I don’t want to convert anybody to my own way, and I don’t want followers. Yes, if you want to learn more about what I’ve discovered you can study with me, but my hope is that you will create a religion of your own. I’d reverse the missionary urge: Instead of converting others, I’d like to help them find their own path.

Many people, like me, have a background in formal religion or are attached to a particular tradition. You can shape a religion of your own by going deep into your tradition, understanding its more subtle teachings, not being too literal in your interpretations of it, and feeling free to take it in directions that have meaning for you. The main thing is not to be passive with it but actively engaged. It can be a rich resource and a good starting point.

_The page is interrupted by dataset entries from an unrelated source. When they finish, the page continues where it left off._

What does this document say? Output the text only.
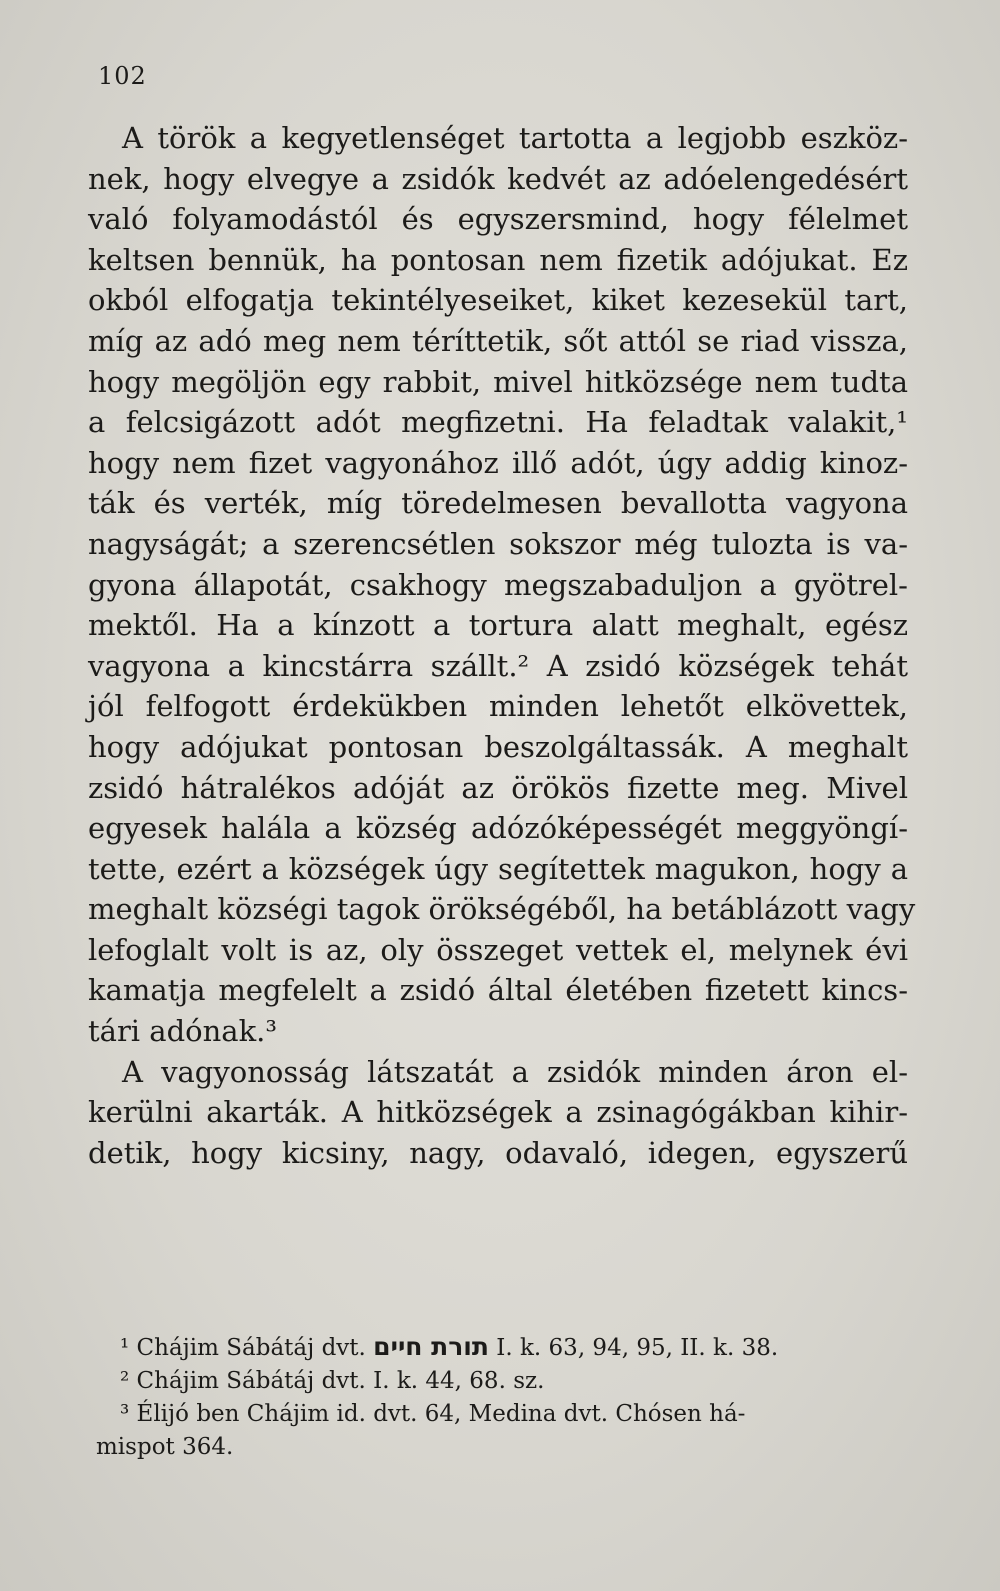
102
A török a kegyetlenséget tartotta a legjobb eszköz-
nek, hogy elvegye a zsidók kedvét az adóelengedésért
való folyamodástól és egyszersmind, hogy félelmet
keltsen bennük, ha pontosan nem fizetik adójukat. Ez
okból elfogatja tekintélyeseiket, kiket kezesekül tart,
míg az adó meg nem téríttetik, sőt attól se riad vissza,
hogy megöljön egy rabbit, mivel hitközsége nem tudta
a felcsigázott adót megfizetni. Ha feladtak valakit,¹
hogy nem fizet vagyonához illő adót, úgy addig kinoz-
ták és verték, míg töredelmesen bevallotta vagyona
nagyságát; a szerencsétlen sokszor még tulozta is va-
gyona állapotát, csakhogy megszabaduljon a gyötrel-
mektől. Ha a kínzott a tortura alatt meghalt, egész
vagyona a kincstárra szállt.² A zsidó községek tehát
jól felfogott érdekükben minden lehetőt elkövettek,
hogy adójukat pontosan beszolgáltassák. A meghalt
zsidó hátralékos adóját az örökös fizette meg. Mivel
egyesek halála a község adózóképességét meggyöngí-
tette, ezért a községek úgy segítettek magukon, hogy a
meghalt községi tagok örökségéből, ha betáblázott vagy
lefoglalt volt is az, oly összeget vettek el, melynek évi
kamatja megfelelt a zsidó által életében fizetett kincs-
tári adónak.³
A vagyonosság látszatát a zsidók minden áron el-
kerülni akarták. A hitközségek a zsinagógákban kihir-
detik, hogy kicsiny, nagy, odavaló, idegen, egyszerű
¹ Chájim Sábátáj dvt. תורת חיים I. k. 63, 94, 95, II. k. 38.
² Chájim Sábátáj dvt. I. k. 44, 68. sz.
³ Élijó ben Chájim id. dvt. 64, Medina dvt. Chósen há-
mispot 364.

When you decide to create your own religion, you will want to study the traditions of the formal religions with a fervor you’ve never known before. You’ll discover how valuable they are and how much beauty and wisdom lie in their art and texts and stories and rituals and holy images. You’ll want to learn from Buddhist sutras and the Gospel teachings and the Sufi poets and the sayings of Lao Tzu and Chuang Tzu. You will be amazed at the beautiful precision of the Kabbalah and the acute spiritual sensitivity of the Qur’an—all because you know what it’s like to search for spiritual insight and express your spiritual feelings.

You may also discover, as I did, that so-called secular literature and art complete your spiritual education. You won’t know what religion is until you read Emerson and Thoreau, Emily Dickinson, Samuel Beckett and Anne Sexton, D. H. Lawrence, Wordsworth, and W. B. Yeats. You won’t know how to be spiritual until you final know how to listen to J. S. Bach and Arvo Pärt. You will be astonished at what the painters Lucas Cranach and Rene Magritte can offer your religion. These, of course, are some of my favorites.

This new kind of religion asks that you move away from being a follower to being a creator. I foresee a new kind of spiritual creativity, in which we no longer decide whether to believe in a given creed and follow a certain tradition blindly. Now we allow ourselves a healthy and even pious skepticism. Most important, we no longer feel pressure to choose one tradition over another but rather are able to appreciate many routes to spiritual richness. This new religion is a blend of individual inspiration and inspiring tradition.

The religion I am putting forward is not the domesticated, tame, rehearsed, and constantly repeated variety. It is ever revealing and renewing itself. When I say that it is your own, that’s what I mean. It is not someone else’s summary of what you should do and be. It is the constant new revelation of the deep truths that can shape your life.